7:00pm BRANDED TO KILL
Seijun Suzuki (1967) 92 mins – M
With its singular visual language and largely incomprehensible plot, Suzuki’s absurdist yakuza film is one of the key works of the Japanese New Wave. Led by a hitman (Jo Shishido) with a rice sniffing fetish who pursues a phantom-like villain and a death-obsessed femme fatale, this wild opus surrealistically satirises genre conventions inherent in the yakuza movie and film noir. Though critically panned upon its release, leading Suzuki to be fired by his studio (Nikkatsu), it has gone on to be regarded as one of the defining works in the filmmaker’s oeuvre.
8:50pm UNDERWORLD BEAUTY
Seijun Suzuki (1958) 87 mins – Unclassified 15+
Michitaro Mizushima plays a principled ex-con committed to using some hidden diamonds to make redress to his crippled partner as well as his partner’s titular sister (Mari Shiraki). Suzuki’s first anamorphic film boasts a visual style – strikingly lensed by cinematographer Toshitaro Nakao – which transcends its B-movie budget, while the familiar noir tropes and milieu are enlivened by the director’s typically subversive humour and jazzily impure style. This watershed film also marks Suzuki’s first collaboration with the prolific composer Naozumi Yamamoto (Gate of Flesh and Branded to Kill, amongst others).
7:00pm GATE OF FLESH
Seijun Suzuki (1964) 90 mins – Unclassified 15+
The first in what is often called Suzuki’s “flesh trilogy” (followed by Story of a Prostitute), this visually and thematically striking drama expands the director’s concerns to take in the legacy of the US Occupation and the unfettered post-war reconstruction and corporatisation of Japan. Based on the celebrated novel by Taijiro Tamura, its focus on the fate of various sex workers in the ruins of bombed-out Tokyo is an allegory for the antagonistic, cutthroat world of modern Japan. A landmark in the representation of sexuality and exploitation, it features Jo Shishido, Yumiko Nogawa and Kayo Matsuo.

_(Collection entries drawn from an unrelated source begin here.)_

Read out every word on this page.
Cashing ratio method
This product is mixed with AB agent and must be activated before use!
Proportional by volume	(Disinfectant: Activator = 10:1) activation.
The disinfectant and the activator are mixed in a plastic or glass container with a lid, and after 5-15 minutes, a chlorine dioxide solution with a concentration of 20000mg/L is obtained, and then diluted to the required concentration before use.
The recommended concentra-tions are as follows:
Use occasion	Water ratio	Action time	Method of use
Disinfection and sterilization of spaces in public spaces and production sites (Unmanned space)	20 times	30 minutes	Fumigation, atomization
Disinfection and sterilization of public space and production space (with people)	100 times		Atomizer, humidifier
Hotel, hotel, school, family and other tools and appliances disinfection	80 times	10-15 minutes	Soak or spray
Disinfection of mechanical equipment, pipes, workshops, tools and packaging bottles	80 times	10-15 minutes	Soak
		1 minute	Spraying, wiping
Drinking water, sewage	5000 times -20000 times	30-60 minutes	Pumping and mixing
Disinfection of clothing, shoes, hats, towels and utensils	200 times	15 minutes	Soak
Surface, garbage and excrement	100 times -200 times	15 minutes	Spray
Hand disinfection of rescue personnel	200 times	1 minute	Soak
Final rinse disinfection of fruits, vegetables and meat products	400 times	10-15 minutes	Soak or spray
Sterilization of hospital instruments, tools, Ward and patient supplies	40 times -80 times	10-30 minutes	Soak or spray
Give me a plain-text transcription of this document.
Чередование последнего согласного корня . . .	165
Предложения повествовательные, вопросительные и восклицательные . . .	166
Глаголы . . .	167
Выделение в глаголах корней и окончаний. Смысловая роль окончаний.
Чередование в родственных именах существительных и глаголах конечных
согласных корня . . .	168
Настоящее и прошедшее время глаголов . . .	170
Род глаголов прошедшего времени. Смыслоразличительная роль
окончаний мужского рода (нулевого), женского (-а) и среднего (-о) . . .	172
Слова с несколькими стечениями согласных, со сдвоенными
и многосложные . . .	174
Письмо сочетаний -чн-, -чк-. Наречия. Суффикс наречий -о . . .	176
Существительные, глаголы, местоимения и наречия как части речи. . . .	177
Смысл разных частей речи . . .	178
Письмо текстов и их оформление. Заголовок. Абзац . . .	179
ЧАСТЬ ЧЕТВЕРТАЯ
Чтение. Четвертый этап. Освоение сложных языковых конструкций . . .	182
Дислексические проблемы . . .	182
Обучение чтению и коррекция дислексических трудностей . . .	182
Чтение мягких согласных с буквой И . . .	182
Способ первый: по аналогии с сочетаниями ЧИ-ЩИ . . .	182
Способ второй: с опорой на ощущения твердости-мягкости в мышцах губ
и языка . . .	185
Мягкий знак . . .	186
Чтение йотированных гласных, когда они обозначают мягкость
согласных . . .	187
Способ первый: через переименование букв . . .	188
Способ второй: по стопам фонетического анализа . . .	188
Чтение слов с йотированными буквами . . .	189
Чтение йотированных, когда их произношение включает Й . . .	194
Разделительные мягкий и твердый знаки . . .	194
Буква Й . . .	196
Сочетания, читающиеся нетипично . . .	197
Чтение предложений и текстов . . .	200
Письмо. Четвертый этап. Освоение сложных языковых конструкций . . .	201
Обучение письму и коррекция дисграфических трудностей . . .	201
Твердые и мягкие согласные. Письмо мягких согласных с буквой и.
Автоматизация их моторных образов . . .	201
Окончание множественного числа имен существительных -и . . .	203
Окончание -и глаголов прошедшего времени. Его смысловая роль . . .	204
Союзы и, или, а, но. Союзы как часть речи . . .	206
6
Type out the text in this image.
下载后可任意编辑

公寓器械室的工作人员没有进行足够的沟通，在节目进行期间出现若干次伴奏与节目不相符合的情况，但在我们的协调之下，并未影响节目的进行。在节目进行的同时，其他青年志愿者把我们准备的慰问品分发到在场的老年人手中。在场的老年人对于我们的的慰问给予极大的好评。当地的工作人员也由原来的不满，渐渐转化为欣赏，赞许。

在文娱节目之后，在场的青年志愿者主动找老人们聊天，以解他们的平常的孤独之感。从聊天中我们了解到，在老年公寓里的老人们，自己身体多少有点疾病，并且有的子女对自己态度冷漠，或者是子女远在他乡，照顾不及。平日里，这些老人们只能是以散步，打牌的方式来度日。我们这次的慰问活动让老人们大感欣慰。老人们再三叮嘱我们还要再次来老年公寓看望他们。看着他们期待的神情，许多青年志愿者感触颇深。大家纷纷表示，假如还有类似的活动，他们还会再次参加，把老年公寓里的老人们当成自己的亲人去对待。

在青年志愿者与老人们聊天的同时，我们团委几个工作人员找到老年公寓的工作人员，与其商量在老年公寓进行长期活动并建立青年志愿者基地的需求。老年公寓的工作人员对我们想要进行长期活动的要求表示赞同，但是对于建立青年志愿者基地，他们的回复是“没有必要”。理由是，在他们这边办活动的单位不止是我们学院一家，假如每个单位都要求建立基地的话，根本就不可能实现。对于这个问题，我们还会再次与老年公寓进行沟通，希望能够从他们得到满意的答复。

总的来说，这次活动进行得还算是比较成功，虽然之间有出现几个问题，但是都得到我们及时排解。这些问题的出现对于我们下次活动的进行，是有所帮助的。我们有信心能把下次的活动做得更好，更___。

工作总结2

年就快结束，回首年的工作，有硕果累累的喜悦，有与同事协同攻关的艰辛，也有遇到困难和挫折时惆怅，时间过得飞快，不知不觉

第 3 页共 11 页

8:45pm SMASHING THE O-LINE
Seijun Suzuki (1960) 83 mins – Unclassified 15+
Hiroyuki Nagata plays the reporter from hell, an amoral journalist who’ll stop at nothing to get a scoop on the drug-smuggling and human-trafficking activities taking place on the docks on the East China Sea. Suzuki sets a frenetic pace, using a familiar B-noir template as a jumping off point for a propulsive dance of cinematic style. Its dynamic camera movement, rich, velvety shadows, jolting jump cuts and complex jazz riffs underscore the air of unpredictability and spontaneity of a film which reputedly went from script first draft to final cut in just 16 days.
7:00pm OUR BLOOD WILL NOT FORGIVE
Seijun Suzuki (1964) 97 mins – Unclassified 15+
Released at the point of the Japanese “pop” auteur’s stylistic breakthrough in the mid-1960s, Suzuki’s bold film depicts two brothers, played by popular Nikkatsu stars Hideki Takahashi and Akira Kobayashi, who unite to avenge their father’s death at the hands of the yakuza. Though the film has never received the same amount of recognition as Suzuki’s other works from this period, and hasn’t been widely screened in later years, it is a striking work that sports the director’s singular use of bold colours, expressive rear projection, dynamic soundtrack and absurdist shootouts.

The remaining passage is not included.